Deborah Silverman greatly overstated Diana’s influence. As the gossip columnist Liz Smith put it in the New York Daily News, “her vision of Diana Vreeland as a kind of evil capitalist dues ex machine presiding over some imaginary link between New York society and the White House occupants [was] absurd.” Jean Druesedow, associate curator at the Costume Institute from 1984, commented that Silverman underestimated the degree of spontaneity and improvisation. Had she consulted anyone at the Costume Institute, she would have discovered that The Manchu Dragon was semi-imported and put together at very short notice when another exhibition collapsed, one reason why its presentation and its relationship with Bloomingdale’s was not as rigorous as it might have been.

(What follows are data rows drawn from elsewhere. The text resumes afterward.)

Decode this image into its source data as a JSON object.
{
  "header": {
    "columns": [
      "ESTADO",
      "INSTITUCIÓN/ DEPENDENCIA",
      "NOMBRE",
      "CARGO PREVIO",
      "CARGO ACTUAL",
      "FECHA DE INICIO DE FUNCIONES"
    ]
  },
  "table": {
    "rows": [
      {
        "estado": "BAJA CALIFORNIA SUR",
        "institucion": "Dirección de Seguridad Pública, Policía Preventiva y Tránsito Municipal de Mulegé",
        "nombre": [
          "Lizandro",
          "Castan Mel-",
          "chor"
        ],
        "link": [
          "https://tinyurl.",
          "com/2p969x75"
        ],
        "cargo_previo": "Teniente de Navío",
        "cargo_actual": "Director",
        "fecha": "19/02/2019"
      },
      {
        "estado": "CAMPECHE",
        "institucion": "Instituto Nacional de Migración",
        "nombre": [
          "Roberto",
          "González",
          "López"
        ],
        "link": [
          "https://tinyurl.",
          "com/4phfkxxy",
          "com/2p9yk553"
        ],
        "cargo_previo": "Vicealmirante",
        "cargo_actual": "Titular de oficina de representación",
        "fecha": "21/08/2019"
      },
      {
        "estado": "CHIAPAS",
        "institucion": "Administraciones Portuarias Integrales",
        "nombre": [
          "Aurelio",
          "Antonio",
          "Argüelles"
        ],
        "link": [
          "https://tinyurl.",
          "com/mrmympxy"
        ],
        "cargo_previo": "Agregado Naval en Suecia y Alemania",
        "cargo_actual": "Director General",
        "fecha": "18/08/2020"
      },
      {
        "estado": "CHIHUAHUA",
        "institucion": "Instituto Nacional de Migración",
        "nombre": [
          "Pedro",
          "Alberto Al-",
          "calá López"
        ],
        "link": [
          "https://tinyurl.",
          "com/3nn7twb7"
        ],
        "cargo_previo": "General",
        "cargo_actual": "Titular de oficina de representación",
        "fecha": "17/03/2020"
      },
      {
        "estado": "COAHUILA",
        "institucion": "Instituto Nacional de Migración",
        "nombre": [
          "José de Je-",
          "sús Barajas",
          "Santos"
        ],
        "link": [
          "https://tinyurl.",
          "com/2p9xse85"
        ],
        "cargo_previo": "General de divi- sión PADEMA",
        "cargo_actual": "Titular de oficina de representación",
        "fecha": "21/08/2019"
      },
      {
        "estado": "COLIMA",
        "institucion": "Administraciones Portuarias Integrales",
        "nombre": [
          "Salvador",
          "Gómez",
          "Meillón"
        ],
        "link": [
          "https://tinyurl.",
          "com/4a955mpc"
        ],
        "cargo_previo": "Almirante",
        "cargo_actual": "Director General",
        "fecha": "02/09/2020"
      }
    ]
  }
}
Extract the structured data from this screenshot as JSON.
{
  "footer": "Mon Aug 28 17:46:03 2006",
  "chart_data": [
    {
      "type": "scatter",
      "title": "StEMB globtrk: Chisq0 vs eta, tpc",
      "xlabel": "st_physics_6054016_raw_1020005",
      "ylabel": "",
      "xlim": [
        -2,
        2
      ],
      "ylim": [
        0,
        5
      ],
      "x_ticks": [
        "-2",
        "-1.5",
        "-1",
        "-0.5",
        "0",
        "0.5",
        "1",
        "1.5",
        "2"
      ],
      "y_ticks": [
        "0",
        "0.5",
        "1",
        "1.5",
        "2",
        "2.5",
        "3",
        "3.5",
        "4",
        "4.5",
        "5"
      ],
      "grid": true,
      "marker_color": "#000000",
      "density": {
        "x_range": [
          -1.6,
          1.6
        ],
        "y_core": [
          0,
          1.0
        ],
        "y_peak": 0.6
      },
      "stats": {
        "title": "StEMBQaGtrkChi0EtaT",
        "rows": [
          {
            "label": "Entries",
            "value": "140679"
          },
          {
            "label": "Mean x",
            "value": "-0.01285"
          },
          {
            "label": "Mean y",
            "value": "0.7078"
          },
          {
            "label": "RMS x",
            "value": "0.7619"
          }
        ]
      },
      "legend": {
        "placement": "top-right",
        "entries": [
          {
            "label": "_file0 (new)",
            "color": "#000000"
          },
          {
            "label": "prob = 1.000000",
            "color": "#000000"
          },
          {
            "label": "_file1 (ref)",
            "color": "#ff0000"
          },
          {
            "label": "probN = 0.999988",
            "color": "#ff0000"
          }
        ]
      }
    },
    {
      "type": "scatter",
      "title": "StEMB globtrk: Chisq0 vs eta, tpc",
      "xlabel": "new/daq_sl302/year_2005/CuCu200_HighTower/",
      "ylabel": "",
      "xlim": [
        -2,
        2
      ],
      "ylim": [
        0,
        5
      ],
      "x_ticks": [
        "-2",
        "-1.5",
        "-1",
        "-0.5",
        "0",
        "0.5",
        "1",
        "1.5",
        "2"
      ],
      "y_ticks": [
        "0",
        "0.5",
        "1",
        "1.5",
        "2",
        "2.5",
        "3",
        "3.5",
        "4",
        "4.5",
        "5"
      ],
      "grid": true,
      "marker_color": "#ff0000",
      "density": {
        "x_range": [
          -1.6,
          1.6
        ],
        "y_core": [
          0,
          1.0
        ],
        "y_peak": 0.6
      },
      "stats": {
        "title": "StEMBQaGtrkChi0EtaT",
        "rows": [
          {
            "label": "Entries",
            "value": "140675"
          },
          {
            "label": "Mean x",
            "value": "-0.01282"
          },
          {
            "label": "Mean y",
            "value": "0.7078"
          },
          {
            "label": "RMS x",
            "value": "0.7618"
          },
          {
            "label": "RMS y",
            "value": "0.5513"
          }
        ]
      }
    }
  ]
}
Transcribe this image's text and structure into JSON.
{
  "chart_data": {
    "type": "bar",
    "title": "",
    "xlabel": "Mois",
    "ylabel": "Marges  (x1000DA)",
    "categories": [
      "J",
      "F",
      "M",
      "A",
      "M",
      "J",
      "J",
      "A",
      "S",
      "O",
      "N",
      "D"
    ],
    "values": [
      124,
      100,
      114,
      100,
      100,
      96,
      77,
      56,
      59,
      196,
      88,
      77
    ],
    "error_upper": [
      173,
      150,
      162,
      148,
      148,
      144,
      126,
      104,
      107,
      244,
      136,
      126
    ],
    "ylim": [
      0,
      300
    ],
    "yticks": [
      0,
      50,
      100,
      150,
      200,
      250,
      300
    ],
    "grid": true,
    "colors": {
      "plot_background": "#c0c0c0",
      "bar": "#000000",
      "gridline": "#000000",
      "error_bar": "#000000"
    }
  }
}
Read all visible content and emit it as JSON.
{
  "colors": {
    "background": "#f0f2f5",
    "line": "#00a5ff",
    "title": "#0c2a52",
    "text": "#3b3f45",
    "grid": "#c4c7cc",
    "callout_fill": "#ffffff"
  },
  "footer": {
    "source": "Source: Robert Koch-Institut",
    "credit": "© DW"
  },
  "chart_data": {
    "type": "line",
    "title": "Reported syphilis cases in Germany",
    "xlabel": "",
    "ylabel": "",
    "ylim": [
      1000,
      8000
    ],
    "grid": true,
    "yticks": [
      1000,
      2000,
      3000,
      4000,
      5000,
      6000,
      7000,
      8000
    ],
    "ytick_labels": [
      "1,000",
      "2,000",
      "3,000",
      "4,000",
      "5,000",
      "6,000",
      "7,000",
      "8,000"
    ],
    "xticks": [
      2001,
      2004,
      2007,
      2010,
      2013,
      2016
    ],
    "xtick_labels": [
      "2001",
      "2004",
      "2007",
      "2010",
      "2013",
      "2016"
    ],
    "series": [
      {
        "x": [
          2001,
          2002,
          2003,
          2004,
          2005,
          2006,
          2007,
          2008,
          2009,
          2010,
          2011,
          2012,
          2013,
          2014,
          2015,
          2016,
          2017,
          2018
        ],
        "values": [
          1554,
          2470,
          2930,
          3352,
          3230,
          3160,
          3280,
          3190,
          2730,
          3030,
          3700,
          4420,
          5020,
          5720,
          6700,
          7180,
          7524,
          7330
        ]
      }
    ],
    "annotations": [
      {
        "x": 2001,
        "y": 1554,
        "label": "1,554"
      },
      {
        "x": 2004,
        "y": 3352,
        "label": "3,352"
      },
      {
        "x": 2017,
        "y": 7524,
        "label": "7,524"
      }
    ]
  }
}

Moreover, Silverman made no attempt to look at Diana’s exhibitions in the context of the history of the Costume Institute. She thought it was suspicious that the shows influenced designers, failing to understand that this had always been part of its mandate. Had Silverman spoken to Thomas Hoving, she might have understood that he had hired Diana to deliver crowd-pleasing blockbusters, and she might have realized that many of the “vices” for which she was castigating Diana were more appropriately attributable to him. In spite of its weaknesses, however, Silverman’s book did light on some the problems with Diana’s approach to exhibiting costume. Her exhibitions were best when their themes allowed her to convey a sense of the Girl—and even the Boy—behind the clothes, and the dreams behind the designs. She was much less secure when dealing with other important issues that also affected the wearing of clothes, such as caste, military rank, religious symbolism, and the display of power, a weakness that showed in "The Manchu Dragon".